There is so much of trivia associated with tea, for example did you know that the tea gardens in Assam do not follow the Indian Standard Time (IST)?  The local ‘unofficial’ time in Assam's tea gardens, known as 'Tea Garden Time' or ‘Bagan time’, is an hour ahead of the IST. The system was introduced during British days keeping in mind the early sunrise in this part of the country and was successful in increasing the productivity of tea garden workers as they save on daylight by finishing the work during daytime, and vice versa.

Turks incidentally drink the maximum tea on a per capita basis, followed by the Irish, UK and Russia respectively. There are some 1500-2000 varieties of tea and is a drink perhaps the longest in existence, going all the way back to 2737 BC when as they say, the Chinese emperor Sheng Nung discovered its taste by accident. And then again you may wonder who Earl Grey is, for he is the chap who lent his name to some high class teas. Charles Grey was the PM of UK 1830-34 and had this tea developed by a Chinese expert, to suit the heavily calcified water in Northumberland.

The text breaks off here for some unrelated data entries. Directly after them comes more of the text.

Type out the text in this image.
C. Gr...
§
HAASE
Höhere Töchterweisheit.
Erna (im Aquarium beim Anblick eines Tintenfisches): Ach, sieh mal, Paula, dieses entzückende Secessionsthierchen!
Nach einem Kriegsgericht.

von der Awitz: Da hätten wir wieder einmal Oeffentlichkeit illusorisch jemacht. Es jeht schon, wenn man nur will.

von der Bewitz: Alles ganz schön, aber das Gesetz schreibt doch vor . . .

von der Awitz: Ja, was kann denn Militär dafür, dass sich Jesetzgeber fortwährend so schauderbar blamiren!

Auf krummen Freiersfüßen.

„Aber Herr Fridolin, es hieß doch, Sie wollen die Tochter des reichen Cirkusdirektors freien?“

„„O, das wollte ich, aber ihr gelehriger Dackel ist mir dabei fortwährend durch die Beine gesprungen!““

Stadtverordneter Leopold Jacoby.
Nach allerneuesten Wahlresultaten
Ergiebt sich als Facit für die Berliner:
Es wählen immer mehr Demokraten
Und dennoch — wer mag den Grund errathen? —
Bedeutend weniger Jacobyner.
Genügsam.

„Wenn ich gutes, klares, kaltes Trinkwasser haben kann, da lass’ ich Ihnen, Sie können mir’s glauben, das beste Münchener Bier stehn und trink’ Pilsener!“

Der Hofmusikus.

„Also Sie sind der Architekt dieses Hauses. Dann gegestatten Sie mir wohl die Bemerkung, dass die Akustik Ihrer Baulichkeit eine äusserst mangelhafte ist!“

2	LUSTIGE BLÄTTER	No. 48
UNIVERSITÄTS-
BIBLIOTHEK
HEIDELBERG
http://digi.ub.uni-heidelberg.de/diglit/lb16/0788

I have been going on and on about this moderately priced beverage, favorite of so many around the world and now it is time to drink my cup. My wife is hollering from the kitchen that my brew is ready, but before I go, I must quote Eleanor Roosevelt - A woman is like a tea bag, you can't tell how strong she is until you put her in hot water…

References
The true history of tea - Victor H Mair, Erling Hoh

Sir Arthur Conan Doyle once remarked, "Not often is it that men have the heart, when their one great industry is withered, to rear up in a few years another as rich to take its place; and the tea fields of Ceylon are as true a monument to courage as is the lion of Waterloo". In many ways it is also a testament to the Tamil laborer in Ceylon who toiled hard to make the dream a reality.